The year was 2008. Someone, or a group (the mystery is still alive and well) by the pseudonym Satoshi Nakamoto introduced a proposal that would end up becoming a huge phenomenon – Bitcoin. You probably regret not jumping on the bandwagon back then — but don’t worry, I’m right there with you.
The simple fact that 1 Bitcoin is roughly worth around $3,800 today would have anyone feeling a little envious, but that’s not why you’re here. It’s all about the hidden technology that underlies bitcoin – blockchain.
What is Blockchain?
Blockchain is used to record bitcoin transactions, and it’s at the heart of other virtual currencies, but it can also be used for other purposes that could prove worthy for municipalities.
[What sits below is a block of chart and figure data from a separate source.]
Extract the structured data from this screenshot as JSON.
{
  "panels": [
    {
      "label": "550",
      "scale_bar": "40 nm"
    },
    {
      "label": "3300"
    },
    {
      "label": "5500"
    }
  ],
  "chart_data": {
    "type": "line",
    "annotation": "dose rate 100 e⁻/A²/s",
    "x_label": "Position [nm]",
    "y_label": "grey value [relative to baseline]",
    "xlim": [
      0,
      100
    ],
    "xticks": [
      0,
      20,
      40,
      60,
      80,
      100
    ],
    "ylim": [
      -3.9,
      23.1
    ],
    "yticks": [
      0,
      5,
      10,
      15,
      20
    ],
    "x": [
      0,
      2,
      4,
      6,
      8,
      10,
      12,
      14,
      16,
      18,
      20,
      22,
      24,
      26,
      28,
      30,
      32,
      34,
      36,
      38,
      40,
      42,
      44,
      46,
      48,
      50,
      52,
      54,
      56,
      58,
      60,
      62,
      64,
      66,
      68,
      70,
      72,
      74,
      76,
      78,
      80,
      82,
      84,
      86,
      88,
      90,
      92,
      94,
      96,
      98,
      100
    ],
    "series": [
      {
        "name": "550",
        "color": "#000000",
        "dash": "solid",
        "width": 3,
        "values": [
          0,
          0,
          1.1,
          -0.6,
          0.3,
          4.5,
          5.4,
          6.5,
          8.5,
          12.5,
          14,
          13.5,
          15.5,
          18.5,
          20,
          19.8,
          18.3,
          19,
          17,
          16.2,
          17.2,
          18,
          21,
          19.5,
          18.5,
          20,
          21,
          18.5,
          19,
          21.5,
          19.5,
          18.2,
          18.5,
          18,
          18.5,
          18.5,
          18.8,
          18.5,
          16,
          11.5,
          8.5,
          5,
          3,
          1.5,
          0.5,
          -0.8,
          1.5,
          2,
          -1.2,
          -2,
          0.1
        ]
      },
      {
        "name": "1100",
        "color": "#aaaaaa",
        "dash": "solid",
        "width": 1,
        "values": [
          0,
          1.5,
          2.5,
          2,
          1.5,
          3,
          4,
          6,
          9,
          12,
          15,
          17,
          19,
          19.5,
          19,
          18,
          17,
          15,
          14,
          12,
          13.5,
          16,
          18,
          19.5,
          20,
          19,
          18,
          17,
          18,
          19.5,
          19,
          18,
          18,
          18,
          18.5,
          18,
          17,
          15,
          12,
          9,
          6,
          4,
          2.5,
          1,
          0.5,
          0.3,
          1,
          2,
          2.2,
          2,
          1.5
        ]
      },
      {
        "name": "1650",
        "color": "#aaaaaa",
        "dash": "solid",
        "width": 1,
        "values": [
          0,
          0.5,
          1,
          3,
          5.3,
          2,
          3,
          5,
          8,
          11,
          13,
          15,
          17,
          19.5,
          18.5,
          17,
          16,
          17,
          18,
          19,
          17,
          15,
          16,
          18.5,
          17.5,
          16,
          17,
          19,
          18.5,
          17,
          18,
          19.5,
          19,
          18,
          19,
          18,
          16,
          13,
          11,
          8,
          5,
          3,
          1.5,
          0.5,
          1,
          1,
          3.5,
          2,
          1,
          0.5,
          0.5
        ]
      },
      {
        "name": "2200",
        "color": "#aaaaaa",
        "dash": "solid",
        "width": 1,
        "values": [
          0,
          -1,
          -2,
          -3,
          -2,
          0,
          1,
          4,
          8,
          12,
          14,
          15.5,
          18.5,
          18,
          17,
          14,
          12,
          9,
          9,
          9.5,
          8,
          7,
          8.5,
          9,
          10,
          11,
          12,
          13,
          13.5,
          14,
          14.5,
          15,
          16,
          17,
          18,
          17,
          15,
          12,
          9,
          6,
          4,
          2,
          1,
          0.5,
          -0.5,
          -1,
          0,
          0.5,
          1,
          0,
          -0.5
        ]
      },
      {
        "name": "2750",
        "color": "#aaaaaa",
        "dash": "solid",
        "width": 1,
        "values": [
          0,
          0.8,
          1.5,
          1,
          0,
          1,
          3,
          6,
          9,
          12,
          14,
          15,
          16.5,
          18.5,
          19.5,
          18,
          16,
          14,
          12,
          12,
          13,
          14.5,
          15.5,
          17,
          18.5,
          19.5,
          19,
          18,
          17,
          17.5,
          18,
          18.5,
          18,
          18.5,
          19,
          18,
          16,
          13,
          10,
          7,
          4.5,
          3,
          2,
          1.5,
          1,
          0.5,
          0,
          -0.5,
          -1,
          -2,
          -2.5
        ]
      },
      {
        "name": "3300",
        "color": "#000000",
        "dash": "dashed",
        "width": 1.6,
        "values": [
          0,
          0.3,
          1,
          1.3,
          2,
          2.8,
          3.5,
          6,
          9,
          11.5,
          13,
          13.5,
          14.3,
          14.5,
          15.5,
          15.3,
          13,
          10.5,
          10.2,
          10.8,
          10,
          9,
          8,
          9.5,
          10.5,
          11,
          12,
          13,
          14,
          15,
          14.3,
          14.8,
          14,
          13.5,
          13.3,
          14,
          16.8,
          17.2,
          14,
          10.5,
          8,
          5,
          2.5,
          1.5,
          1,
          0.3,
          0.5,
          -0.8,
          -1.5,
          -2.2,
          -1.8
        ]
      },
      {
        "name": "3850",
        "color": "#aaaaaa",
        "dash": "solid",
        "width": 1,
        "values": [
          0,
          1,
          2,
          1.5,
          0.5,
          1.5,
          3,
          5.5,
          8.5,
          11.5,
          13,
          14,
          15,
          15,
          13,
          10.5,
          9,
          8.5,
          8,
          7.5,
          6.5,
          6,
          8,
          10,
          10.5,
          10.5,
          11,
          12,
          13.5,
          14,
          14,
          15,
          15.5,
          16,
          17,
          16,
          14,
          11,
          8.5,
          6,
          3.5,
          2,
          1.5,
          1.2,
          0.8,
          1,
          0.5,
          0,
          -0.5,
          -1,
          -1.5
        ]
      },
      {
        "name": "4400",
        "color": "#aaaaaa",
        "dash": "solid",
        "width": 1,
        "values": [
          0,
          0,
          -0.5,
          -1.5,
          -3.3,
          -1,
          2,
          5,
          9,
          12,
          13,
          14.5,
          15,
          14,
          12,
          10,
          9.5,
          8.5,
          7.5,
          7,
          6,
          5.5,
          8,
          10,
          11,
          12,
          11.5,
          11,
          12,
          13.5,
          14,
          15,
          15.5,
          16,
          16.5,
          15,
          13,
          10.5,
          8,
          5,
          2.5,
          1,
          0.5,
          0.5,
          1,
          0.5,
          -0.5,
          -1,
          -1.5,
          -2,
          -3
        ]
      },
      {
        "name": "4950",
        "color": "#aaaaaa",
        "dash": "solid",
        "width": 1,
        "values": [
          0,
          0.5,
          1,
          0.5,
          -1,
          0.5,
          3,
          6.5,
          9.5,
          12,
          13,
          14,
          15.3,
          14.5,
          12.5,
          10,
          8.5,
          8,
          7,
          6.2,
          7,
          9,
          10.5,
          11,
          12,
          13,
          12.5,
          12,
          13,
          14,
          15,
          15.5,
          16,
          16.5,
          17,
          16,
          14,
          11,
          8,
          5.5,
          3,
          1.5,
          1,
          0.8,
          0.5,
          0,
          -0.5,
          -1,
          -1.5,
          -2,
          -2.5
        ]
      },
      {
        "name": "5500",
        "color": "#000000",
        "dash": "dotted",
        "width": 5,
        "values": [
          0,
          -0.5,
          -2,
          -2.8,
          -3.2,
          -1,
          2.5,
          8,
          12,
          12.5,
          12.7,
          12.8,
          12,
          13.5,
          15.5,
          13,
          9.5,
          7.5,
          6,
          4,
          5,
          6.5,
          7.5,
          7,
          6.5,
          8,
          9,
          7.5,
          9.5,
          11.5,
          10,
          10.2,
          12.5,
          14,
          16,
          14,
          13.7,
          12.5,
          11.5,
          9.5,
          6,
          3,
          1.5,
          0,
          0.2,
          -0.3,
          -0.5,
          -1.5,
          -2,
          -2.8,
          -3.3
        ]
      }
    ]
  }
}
Essentially, a blockchain is a decentralized, digital, public ledger that keeps track of transactions between participants. These transactions can be anything from tracking records, smart contracts that facilitate business affairs and even purchases made. These transactions are permanently stored in a “block” that is linked to and from respective blocks. Still a little lost? All of this tech talk can be confusing; thankfully Harvard Business Review identified the 5 basic principles behind the open source.
Now that you've got the gist of how a blockchain works, you may be asking yourself what makes a new organizational method so exciting? There are many ways that a municipality, and the organizations and businesses within it, could benefit from blockchain technology. For example, in July, Delaware signed a $738 million contract with IBM to design a business filing system that is built on blockchain tech to track stocks and collateral assets in real-time.
More benefits associated with a blockchain include the following:
A Sense of Security
This particular network differs from what we’re used to seeing online. How so? Blockchain security methods involve encryption technology, making it harder for hackers to infiltrate this method compared to the old “username/password” system. That’s just the tip of the iceberg, so stay with me on this one.
The larger your blockchain, the more secure it is. According to CSO, in order for a hacker to compromise a blockchain, the attacker needs to compromise over 50 percent of the participants or blocks — and do so faster than new blocks are created. Still not sold? Let’s talk decentralization.
Decentralization
Because a blockchain is decentralized technology, the data being stored within the blocks is stored across its entire network. The exclusion of a central authority adds another sense of security due to the simple fact that there is no central point that is exposed to hackers and it puts the individual participants in control.
Cut Out the Middle Man
Another decentralization perk: there’s no need for banks, lawyers or accountants. Rather, this distributed ledger gives you the benefit of utilizing consensus protocols when validating transactions. Not only are you saving money, but you're also minimizing the human error that could come along with third-party involvement. What’s a consensus protocol?
A consensus protocol is an agreement between various devices across a network. Essentially, it's the rules that all participants within the blockchain must follow when communicating and completing transactions with each other.
So there it is, your quick lesson on blockchains. There are so many bits and pieces that go into this complex technology, and there is still much that needs to be understood. But why not get a head start by getting a better understanding on how the digital ledger works and keeping an eye out for cities that incorporate the emerging application? After all, the adoption of this technology could possibly move us closer to a more cost-efficient, secure and fast future that is the digital age.